Rogerwilco notes customer service and support is also a big pain point, with over half of those surveyed saying there is no one to help them when they get stuck.

“There needs to be an improved on-demand support for customers and also brands need to look at why customers need help to make online purchases in the first place – you shouldn’t need a support service if the experience works,” says Julia Ahlfeldt, a certified customer experience professional.

“What is failing in the customer journey that is causing customers to feel they need support? This is a big red flag. Digital shouldn’t be a channel where you need customer service, it should be seamless self-service.

The report adds that chatbots might be the answer, although there are some misperceptions about what a chatbot is.

“Businesses can address this by creating a persona that has some human traits which make it more relatable. Anything that can ease the journey is a good thing,” says Stewart. “Doing so can lead to a 30% saving in customer service costs. Furthermore, chatbots are bringing in the bacon; it is estimated that by 2023, retail sales via chatbots will account for $112 billion.”

When brands do get it right, 44.5% of consumers report they will spend more online, says the report. This also increases in relation to higher incomes; almost 60% of those who earn over R30 000 a month said they will buy more from a brand if the online experience is a good one.

“We consistently see that customers who have a seamless experience on our platform spend more money with us, so it makes clear commercial sense to continue to identify and remove points of friction,” comments Gumtree’s digital marketing manager Michael Walker.

“This can be as simple as enabling buyers to set up alerts so they are notified as soon as a product they're looking for becomes available and having automated prompts that guide advertisers on how to categorise their products with tools that rate the quality of the images that accompany their ads.”

International giants

Notwithstanding site speed, good navigation and customer support, local brands are also being compared to international giants like Uber and Amazon, whose apps often sit side-by-side local brands, says Rogerwilco.

“Look at anyone’s mobile phone screen and it’s likely you’ll see local and international brands’ apps sitting side by side,” says ovatoyou’s Amanda Reekie. “Consumers dip in and out of these brands all day long, switching from Uber to News24 or Netflix to Takealot in milliseconds.
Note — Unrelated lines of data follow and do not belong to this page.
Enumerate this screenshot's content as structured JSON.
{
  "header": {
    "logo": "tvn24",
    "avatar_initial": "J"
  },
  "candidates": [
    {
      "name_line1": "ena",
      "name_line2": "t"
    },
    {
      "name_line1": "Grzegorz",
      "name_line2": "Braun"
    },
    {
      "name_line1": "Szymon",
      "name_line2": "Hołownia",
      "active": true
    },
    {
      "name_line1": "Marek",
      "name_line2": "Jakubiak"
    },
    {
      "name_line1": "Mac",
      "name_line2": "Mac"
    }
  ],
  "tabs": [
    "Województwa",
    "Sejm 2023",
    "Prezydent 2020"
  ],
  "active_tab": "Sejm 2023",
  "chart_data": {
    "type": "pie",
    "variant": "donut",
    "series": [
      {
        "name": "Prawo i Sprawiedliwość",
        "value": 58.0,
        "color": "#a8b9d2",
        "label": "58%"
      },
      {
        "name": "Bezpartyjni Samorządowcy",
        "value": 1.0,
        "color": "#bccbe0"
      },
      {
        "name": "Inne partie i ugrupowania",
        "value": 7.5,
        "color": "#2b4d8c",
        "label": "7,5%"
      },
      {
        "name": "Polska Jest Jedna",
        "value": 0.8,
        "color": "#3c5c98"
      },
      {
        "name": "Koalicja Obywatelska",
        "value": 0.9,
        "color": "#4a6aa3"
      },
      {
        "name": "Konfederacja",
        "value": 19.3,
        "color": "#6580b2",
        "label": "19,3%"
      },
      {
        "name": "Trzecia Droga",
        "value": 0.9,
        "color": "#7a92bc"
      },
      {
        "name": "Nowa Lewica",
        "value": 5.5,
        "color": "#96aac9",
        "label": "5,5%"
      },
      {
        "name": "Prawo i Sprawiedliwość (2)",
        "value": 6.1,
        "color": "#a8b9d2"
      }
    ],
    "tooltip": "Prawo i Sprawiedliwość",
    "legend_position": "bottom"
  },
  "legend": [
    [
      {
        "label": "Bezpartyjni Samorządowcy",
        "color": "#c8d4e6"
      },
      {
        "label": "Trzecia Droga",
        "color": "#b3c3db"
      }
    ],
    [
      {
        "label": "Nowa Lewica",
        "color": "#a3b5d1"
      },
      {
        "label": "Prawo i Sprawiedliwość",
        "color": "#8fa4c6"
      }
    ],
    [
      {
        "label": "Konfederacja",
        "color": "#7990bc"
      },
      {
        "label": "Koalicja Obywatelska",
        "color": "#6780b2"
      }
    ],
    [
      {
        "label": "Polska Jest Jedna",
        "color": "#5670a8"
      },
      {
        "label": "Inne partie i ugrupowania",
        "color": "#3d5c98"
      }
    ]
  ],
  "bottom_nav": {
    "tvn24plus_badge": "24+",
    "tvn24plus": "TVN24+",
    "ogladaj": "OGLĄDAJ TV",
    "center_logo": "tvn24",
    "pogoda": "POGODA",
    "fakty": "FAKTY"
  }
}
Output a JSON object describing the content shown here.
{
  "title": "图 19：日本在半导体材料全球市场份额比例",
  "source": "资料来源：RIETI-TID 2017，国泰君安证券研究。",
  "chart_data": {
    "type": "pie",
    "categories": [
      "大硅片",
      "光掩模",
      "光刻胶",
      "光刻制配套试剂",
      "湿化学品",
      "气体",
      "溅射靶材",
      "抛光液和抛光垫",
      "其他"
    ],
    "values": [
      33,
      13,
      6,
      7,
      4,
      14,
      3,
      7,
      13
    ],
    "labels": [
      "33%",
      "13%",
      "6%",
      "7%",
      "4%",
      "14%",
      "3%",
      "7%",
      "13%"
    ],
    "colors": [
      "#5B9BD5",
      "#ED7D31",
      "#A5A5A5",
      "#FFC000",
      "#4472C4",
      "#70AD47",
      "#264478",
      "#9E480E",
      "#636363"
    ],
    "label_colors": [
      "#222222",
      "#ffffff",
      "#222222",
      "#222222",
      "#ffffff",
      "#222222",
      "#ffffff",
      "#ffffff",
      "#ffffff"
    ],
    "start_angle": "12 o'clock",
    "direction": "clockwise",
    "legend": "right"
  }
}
And they expect a seamless experience across all of their apps; there is no differentiation in their minds between South African and global brands – they all need to work as well as each other.”

To overcome this, Rogerwilco says brands must invest more in their apps’ usability to make sure the experience is intuitive and make them not only as good as their nearest competitor but as good as Uber.

While banking online or via an app is the most common reason consumers are online in the first place, with 85% of the sample reporting they use the platform for this reason, not everything can be fulfilled online; consumers still want a degree of physical contact, especially with financial services, the firm says.

It points out that while there are no quick fixes, brands that have online platforms can and should address common consumer challenges.

“Given the rate at which South Africans are coming online and using the digital platform to engage with and buy from brands, businesses should be investing far more than the average 10% to 24% of their marketing budget on their sites, to prevent them throwing billions of rands down the drain thanks to high incidences of shopping cart abandonment,” says Stewart.

“Site speed, good user experience, offering customer support and making sure products are available online are all relatively easy things that brands can do to improve their customers’ experience and which when implemented will significantly increase consumer loyalty, return visits and ultimately sales,” he concludes.